Senators aim to kill FEMA, add disaster reservists

Committee report backs creation of new agency within Homeland Security to coordinate federal emergency response.

A Senate committee on Thursday released portions of a report calling for the dismantling of the Federal Emergency Management Agency and creation of a new agency within the Homeland Security Department to take its place.

The panel also recommended that DHS consider training an unspecified number of employees outside of the agency replacing FEMA to act as reservists in the event of a disaster.

The Senate Homeland Security and Governmental Affairs Committee report, which was issued to select senators and will be re-issued in its entirety to the public next week, called for changes to The Robert T. Stafford Disaster Assistance and Emergency Relief Act and to the National Response Plan, to ensure they address all types of disasters and catastrophes.

The Senate report's recommendations are similar to those in a December 2005 report sent to the DHS inspector general and to the committee from a military official who was dispatched to the areas hardest hit by Hurricane Katrina.

In his unclassified report, Douglas Owens, a veteran disaster relief coordinator and civilian military employee, said FEMA had no coherent standard operating procedures in place when he arrived in Louisiana and that training for relief workers was sub-par.

"It soon became painfully obvious that the [disaster assistance employees enlisted by FEMA] we encountered lacked the fundamental training and experience to be effective managers," he said in the report.

Owens said a major re-evaluation of the agency needs to be undertaken, but stopped short of calling for FEMA's end.

"Unless they completely overhaul the entire agency and system, and get professional-level people on the ground right away, they are doomed to failure," he said.

The recommendations issued by the Senate committee also called for better coordination between DHS and the Health and Human Services, Justice and Defense departments. The panel said the new agency it recommends creating to replace FEMA -- the National Preparedness and Response Authority -- should strengthen ties to state and local officials to better prepare for the next natural disaster.

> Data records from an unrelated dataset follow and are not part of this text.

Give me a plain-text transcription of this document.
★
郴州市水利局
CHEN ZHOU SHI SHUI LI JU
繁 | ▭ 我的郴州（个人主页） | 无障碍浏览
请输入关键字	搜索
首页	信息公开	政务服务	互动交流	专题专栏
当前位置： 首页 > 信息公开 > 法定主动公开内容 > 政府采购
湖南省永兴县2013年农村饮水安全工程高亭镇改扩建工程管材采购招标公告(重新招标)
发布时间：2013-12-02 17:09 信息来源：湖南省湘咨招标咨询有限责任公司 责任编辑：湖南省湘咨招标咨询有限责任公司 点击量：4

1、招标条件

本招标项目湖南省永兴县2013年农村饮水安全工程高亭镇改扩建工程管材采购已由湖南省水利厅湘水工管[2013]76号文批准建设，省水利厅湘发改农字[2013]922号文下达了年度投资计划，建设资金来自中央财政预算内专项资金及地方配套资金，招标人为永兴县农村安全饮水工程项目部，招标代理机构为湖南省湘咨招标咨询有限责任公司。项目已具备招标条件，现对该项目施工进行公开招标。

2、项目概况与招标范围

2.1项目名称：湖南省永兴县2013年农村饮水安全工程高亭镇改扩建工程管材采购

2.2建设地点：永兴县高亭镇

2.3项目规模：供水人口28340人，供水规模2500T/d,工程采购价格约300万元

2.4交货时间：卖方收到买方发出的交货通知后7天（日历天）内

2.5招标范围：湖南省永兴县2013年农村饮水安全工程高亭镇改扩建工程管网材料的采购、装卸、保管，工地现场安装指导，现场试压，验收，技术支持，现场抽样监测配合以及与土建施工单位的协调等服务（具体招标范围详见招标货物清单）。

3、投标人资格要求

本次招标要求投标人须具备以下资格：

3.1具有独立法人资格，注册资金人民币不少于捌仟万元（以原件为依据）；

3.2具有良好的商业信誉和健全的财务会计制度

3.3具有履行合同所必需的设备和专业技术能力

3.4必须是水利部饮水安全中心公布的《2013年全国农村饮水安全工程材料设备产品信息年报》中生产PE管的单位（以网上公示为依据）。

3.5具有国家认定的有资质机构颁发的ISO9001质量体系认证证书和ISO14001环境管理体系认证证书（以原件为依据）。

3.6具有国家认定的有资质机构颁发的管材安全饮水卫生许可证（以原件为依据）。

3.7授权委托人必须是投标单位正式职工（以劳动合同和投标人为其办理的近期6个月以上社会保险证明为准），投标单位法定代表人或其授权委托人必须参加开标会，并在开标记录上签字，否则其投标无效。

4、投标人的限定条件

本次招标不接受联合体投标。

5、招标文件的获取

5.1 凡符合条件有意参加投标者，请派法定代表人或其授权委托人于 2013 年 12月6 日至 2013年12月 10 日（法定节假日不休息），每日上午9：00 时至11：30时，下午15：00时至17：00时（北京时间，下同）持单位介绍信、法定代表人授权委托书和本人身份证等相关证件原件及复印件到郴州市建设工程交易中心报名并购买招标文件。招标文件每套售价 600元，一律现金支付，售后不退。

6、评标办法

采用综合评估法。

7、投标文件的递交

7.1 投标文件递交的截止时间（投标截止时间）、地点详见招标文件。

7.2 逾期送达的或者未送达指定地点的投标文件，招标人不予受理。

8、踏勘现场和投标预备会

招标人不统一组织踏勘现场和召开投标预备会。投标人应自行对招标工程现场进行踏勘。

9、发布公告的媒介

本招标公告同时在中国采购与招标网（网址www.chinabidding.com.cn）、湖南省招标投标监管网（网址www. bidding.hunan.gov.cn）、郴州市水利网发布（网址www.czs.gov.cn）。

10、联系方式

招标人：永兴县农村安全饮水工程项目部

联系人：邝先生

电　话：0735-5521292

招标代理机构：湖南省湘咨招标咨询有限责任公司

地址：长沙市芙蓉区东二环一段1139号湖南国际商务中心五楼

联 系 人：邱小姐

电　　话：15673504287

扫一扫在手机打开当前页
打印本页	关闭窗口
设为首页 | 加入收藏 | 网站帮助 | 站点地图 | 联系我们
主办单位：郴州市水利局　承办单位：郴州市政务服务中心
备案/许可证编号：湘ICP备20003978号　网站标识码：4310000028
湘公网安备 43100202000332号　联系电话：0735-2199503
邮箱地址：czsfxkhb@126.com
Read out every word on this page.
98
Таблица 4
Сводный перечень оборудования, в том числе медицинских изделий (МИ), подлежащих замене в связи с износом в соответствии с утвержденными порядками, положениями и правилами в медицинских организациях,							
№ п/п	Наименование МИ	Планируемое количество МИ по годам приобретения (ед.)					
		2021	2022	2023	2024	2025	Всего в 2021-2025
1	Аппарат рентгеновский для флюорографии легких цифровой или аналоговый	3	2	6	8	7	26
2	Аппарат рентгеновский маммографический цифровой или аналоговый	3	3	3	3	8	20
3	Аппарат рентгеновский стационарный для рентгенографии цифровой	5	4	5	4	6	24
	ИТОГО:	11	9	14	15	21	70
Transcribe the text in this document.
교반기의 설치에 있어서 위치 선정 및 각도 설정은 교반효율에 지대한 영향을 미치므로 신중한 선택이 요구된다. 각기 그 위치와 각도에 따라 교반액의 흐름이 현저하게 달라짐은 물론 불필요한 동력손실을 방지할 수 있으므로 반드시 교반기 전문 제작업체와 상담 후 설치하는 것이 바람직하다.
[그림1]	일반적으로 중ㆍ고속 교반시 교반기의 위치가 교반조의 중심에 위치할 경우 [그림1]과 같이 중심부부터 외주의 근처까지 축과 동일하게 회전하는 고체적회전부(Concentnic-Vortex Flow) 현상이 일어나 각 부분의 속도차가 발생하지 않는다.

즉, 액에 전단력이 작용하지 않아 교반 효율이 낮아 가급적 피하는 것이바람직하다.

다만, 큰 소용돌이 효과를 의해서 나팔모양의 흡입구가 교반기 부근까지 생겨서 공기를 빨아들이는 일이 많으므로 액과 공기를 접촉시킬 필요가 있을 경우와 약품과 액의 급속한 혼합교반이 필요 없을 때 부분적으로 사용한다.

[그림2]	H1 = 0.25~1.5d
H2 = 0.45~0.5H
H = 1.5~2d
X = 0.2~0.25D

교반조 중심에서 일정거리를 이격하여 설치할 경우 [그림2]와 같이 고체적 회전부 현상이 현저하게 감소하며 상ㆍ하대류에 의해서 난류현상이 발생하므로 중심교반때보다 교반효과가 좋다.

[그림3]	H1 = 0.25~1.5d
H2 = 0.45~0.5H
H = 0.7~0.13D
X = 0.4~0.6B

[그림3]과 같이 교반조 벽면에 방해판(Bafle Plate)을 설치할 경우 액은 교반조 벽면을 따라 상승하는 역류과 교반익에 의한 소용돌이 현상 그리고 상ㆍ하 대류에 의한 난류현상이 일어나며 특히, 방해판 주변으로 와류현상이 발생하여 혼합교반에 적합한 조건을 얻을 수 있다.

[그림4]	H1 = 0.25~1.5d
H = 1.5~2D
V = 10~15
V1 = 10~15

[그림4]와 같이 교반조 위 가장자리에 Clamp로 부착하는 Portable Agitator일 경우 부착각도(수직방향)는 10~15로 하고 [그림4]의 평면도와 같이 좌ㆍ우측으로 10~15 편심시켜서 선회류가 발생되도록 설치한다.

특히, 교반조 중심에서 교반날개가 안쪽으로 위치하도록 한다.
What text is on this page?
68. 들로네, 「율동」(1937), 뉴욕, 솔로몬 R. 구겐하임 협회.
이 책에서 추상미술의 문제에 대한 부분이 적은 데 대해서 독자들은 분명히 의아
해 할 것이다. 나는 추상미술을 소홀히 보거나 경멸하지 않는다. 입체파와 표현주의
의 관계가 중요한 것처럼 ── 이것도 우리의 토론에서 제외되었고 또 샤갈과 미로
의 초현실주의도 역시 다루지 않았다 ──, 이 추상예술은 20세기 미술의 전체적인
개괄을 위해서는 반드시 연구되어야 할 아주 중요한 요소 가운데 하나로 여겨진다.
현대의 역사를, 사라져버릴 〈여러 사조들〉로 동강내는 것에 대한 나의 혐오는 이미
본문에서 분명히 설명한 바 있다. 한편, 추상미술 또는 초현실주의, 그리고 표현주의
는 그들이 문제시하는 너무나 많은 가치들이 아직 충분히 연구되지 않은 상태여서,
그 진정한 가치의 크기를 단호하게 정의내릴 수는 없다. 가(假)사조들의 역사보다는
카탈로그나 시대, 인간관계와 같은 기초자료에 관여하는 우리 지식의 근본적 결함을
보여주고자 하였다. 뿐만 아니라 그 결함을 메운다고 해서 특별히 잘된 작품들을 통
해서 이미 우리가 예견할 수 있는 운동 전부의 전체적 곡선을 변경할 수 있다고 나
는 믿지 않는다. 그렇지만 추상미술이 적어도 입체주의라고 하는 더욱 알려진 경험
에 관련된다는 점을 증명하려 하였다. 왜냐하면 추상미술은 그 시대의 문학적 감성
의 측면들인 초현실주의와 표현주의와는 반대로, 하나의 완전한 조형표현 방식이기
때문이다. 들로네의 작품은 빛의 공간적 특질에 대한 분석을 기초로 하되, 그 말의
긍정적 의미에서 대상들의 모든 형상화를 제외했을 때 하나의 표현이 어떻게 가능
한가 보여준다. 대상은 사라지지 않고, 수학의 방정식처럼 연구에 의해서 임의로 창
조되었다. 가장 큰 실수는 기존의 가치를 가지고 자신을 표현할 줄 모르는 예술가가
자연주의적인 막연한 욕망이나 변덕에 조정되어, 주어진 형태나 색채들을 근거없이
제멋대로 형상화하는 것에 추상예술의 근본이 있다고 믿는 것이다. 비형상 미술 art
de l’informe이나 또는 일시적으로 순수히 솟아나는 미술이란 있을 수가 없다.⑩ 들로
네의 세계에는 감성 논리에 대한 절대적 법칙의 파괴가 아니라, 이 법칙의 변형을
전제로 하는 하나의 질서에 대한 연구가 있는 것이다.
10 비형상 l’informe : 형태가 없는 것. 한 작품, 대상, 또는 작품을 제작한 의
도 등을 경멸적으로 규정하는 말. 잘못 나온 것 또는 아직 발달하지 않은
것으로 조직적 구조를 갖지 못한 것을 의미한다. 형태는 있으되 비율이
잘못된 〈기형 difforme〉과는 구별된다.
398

The committee also recommended additional hiring and training of disaster response employees, and said precautionary contracts should be put in place to be used in the event a disaster strikes. The panel also sought to grant the new agency a direct line to the White House in the event of a disaster, something that proponents of an independent FEMA have supported. However, the committee concluded that the new agency should remain within DHS.

Also, the recommendations included numerous suggestions for how the new agency can avoid being defrauded when the next disaster strikes.

Both White House and DHS officials criticized the recommendations to eliminate FEMA, saying the agency still is being rehabilitated and will be capable when the next hurricane season begins in a little more than a month.

Even as senators call for the end of FEMA, the House Homeland Security Committee announced legislation Thursday that would put the agency's director directly in touch with the White House at a time of crisis.

The Senate report, which is expected to top 800 pages, will not be released until next week. However, the panel posted an executive summary and findings along with its recommendations.

The suggestions did not please some FEMA employees.

"It's time to stop playing politics, because people's lives and livelihoods are at stake, and [to] give FEMA the authority once again to do the job it was created to do," said one employee, who asked for anonymity.